Leite orgânico de búfalas
Na expectativa de crescimento do consumo, o Estado de São Paulo concedeu, em 2020, sua segunda certificação para leite orgânico de búfalas. Pecuaristas da região de Itapetininga, no interior do estado, estão entregando aos laticínios os primeiros litros para a produção de muçarela e burrata. Eles receberam a autorização no final de janeiro, após dois anos de adaptações com pastagens e homeopatia.

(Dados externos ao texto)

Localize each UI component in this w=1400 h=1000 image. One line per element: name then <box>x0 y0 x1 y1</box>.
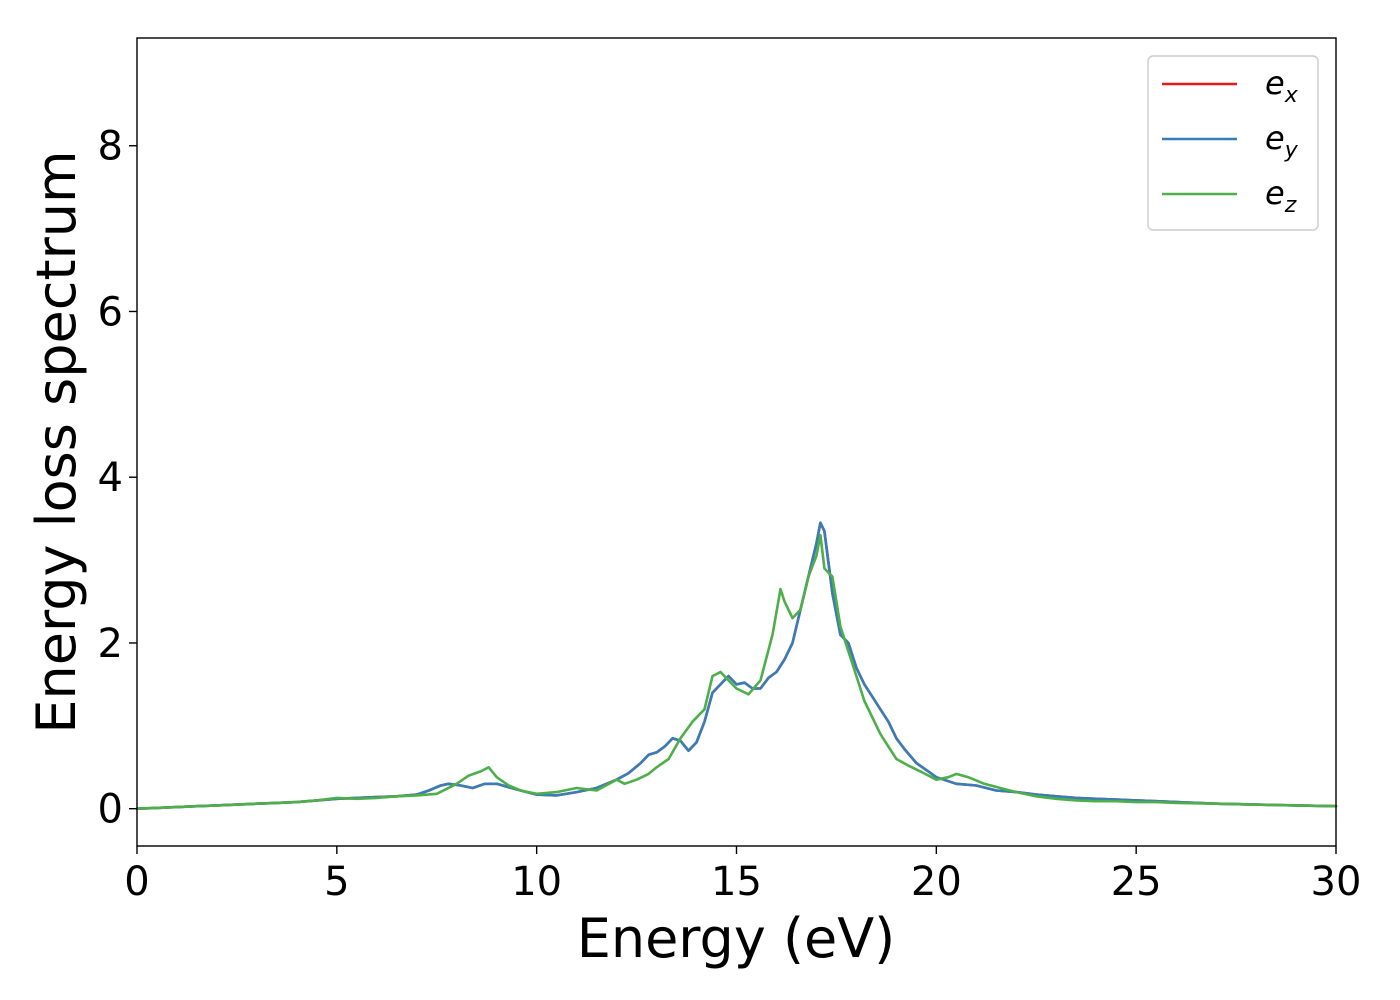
y-axis-ticks: 0 2 4 6 8 <box>98 124 137 833</box>
y-tick-label: 4 <box>98 455 123 501</box>
x-axis-label: Energy (eV) <box>577 907 896 970</box>
y-tick-label: 6 <box>98 289 123 335</box>
x-tick-label: 5 <box>324 859 349 905</box>
x-tick-label: 15 <box>711 859 762 905</box>
series-layer <box>135 521 1338 810</box>
y-tick-label: 2 <box>98 621 123 667</box>
legend-label-ey: ey <box>1265 119 1299 163</box>
legend-label-ex: ex <box>1265 64 1299 108</box>
x-tick-label: 25 <box>1111 859 1162 905</box>
x-tick-label: 20 <box>911 859 962 905</box>
x-tick-label: 0 <box>124 859 149 905</box>
x-axis-ticks: 0 5 10 15 20 25 30 <box>124 846 1361 905</box>
y-tick-label: 8 <box>98 124 123 170</box>
plot-frame <box>136 37 1337 847</box>
y-axis-label: Energy loss spectrum <box>25 150 88 733</box>
legend-subscript-ex: x <box>1284 83 1299 108</box>
legend-subscript-ez: z <box>1284 193 1297 218</box>
x-tick-label: 30 <box>1311 859 1362 905</box>
series-line-ez <box>135 533 1338 810</box>
x-tick-label: 10 <box>511 859 562 905</box>
legend-box <box>1147 55 1319 231</box>
y-tick-label: 0 <box>98 787 123 833</box>
legend-subscript-ey: y <box>1284 138 1299 163</box>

Foi uma conquista para os pecuaristas do estado para este tipo de produto. Até o início do ano, apenas Joanópolis, próximo à divisa com Minas Gerais, contava com esse reconhecimento, dividindo as atenções com outro município brasileiro: Valença, no Rio de Janeiro.

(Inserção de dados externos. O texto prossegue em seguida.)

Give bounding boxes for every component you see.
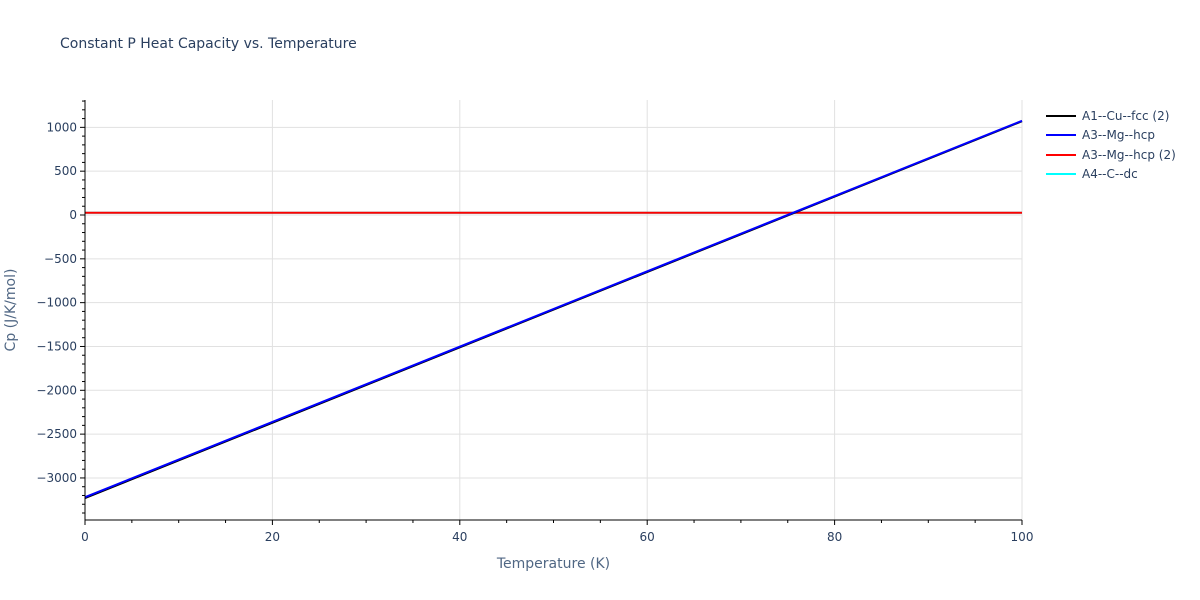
x-tick-label: 100 bbox=[1011, 530, 1034, 544]
legend-item[interactable]: A1--Cu--fcc (2) bbox=[1046, 106, 1176, 126]
legend-swatch-icon bbox=[1046, 153, 1076, 156]
legend-swatch-icon bbox=[1046, 134, 1076, 137]
y-tick-label: 1000 bbox=[46, 120, 77, 134]
x-tick-label: 60 bbox=[640, 530, 655, 544]
legend-swatch-icon bbox=[1046, 114, 1076, 117]
y-tick-label: −3000 bbox=[36, 471, 77, 485]
x-tick-label: 20 bbox=[265, 530, 280, 544]
legend-label: A3--Mg--hcp bbox=[1082, 128, 1155, 143]
y-axis-title: Cp (J/K/mol) bbox=[3, 269, 19, 352]
y-tick-label: −2500 bbox=[36, 427, 77, 441]
legend-item[interactable]: A4--C--dc bbox=[1046, 165, 1176, 185]
y-tick-label: −1000 bbox=[36, 296, 77, 310]
y-tick-label: 0 bbox=[69, 208, 77, 222]
legend-label: A4--C--dc bbox=[1082, 167, 1138, 182]
chart-title: Constant P Heat Capacity vs. Temperature bbox=[60, 36, 357, 52]
legend: A1--Cu--fcc (2) A3--Mg--hcp A3--Mg--hcp (2… bbox=[1046, 106, 1176, 184]
legend-label: A1--Cu--fcc (2) bbox=[1082, 108, 1170, 123]
legend-item[interactable]: A3--Mg--hcp bbox=[1046, 126, 1176, 146]
x-tick-label: 0 bbox=[81, 530, 89, 544]
legend-label: A3--Mg--hcp (2) bbox=[1082, 147, 1176, 162]
y-tick-label: 500 bbox=[54, 164, 77, 178]
y-tick-label: −1500 bbox=[36, 339, 77, 353]
series-line[interactable] bbox=[84, 119, 1023, 499]
x-tick-label: 40 bbox=[452, 530, 467, 544]
legend-swatch-icon bbox=[1046, 173, 1076, 176]
legend-item[interactable]: A3--Mg--hcp (2) bbox=[1046, 145, 1176, 165]
x-axis-title: Temperature (K) bbox=[496, 556, 610, 572]
y-tick-label: −500 bbox=[44, 252, 77, 266]
x-tick-label: 80 bbox=[827, 530, 842, 544]
y-tick-label: −2000 bbox=[36, 383, 77, 397]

A motivação para apostar numa linha orgânica nos arredores de Itapetininga aconteceu quando um laticínio propôs, aos criadores que compõem a Cooperativa dos Produtores de Leite de Sarapuí (Colaf), não só pagar mais pelo leite diferenciado, como apoiar o processo de conversão.
A partir de março de 2018, quando teve início o período de adaptações, eles já começaram a receber 30% a mais em relação ao preço base, que gira em torno de R$ 2,20 o litro. Finalizado o processo, e com a conquista da certificação, o valor subiu ainda mais, para 50% em relação ao preço base, batendo a casa dos R$ 3,30.
A zootecnista Ana Paula Roque, da Coordenadoria de Desenvolvimento Rural Sustentável (CDRS) Regional de Itapetininga, foi a responsável pelo acompanhamento técnico das propriedades e do processo. Ela conta que 15 produtores da cooperativa chegaram a participar da primeira reunião e que um terço deles se interessou em dar continuidade aos procedimentos. Porém, por causa das dificuldades, outros três desistiram durante a fase de implantação.
“Não é fácil chegar à certificação de orgânicos. Alguns desistiram quando se deram conta do alto nível de controle de gestão da propriedade e, também, da compra de grãos orgânicos. A região de Itapetininga não produz estes grãos, principalmente o milho. Eles devem ser buscados em outros estados”, afirma Ana Paula.
Duas propriedades foram, então, contempladas: o Sítio São José, do produtor Adriano José Nunes de Almeida, e o Sítio Nossa Senhora Aparecida, de Antônio Bento da Silva. Cada uma possui cerca de 60 hectares e, em média, 90 búfalas em lactação. Uma das mudanças pelas quais elas passaram foi na medicação: deixaram de receber remédios alopáticos, que foram substituídos pelos homeopáticos.